Archaeologists Find That Prehistoric Stone Circle Has A Hidden Square


Tom Hale

Senior Journalist

clockJun 29 2017, 19:55 UTC

Avebury Stone Circle might need to rethink its name. Kris Daniel/Shutterstock

It turns out that a massive prehistoric stone megalith known as the Avebury stone circle is actually a square.

The megalith was built over a period of centuries around 5,000 years ago near the village of Avebury in Wiltshire, UK. The Neolithic monument is one of the biggest stone henges of its kind in the world, measuring 330 meters (1,082 feet) in diameter. It originally consisted of 100 huge standing stones with a central obelisk. Some of the inner stones measure up to 4.8 meters (15.7 feet) high, with the obelisk measuring 6.4 meters (21 feet) in height.


Using a combination of soil resistance surveys and ground-penetrating radar, archaeologists led by the University of Leicester have now discovered “hidden” missing stones, which show that the earliest structures at the site were in the shape of a square (image below).

“Our research has revealed previously unknown megaliths inside the world-famous Avebury stone circle," Dr Mark Gillings, academic director and reader in archaeology in the university's School of Archaeology and Ancient History, said in a statement. "We have detected and mapped a series of prehistoric standing stones that were subsequently hidden and buried, along with the positions of others likely destroyed during the 17th and 18th centuries. Together, these reveal a striking and apparently unique square megalithic monument within the Avebury circles that has the potential to be one of the very earliest structures on this remarkable site.”

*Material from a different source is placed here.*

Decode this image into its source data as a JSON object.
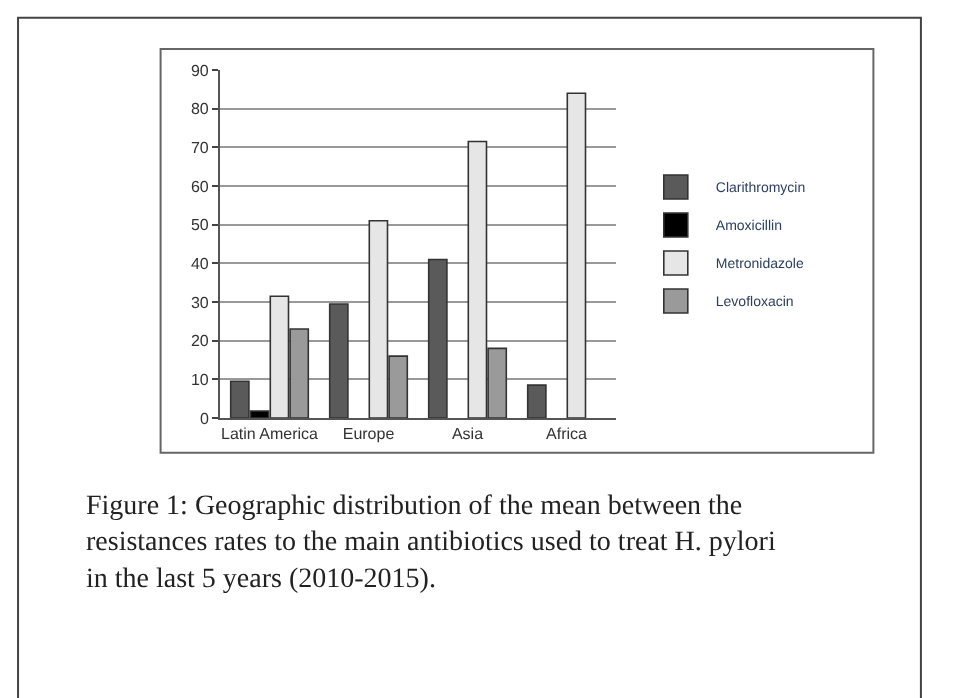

Digital illustration showing the original square monument. University of Leicester

This theory of hidden stones has been gaining momentum since the first major excavation of the site by archaeologist and marmalade mogul Alexander Keiller in 1939. He funded this excavation, along with many other archeological projects, using money from his highly successful marmalade business. You know, as you do.


“Our careful program of geophysical survey has finally completed the work begun by Keiller," said Dr Joshua Pollard from the University of Southampton. "It has shown the line of stones he identified was one side of a square of megaliths about 30m across and enclosing the Obelisk."

Pollard added: “Megalithic circles are well known from the time when Avebury was built during the late Neolithic (3rd millennium BC), but square megalithic settings of this scale and complexity are highly unusual.”

Much like its more renowned cousin, the Stonehenge monument, nobody is actually certain why Neolithic people built the Avebury monument. Theories about its original function range from the viable to the downright ludicrous, such as one that says it was built by Native Americans. The researchers from the University of Leicester believe the square megalithic might have commemorated the location of an early Neolithic house from a founding settlement.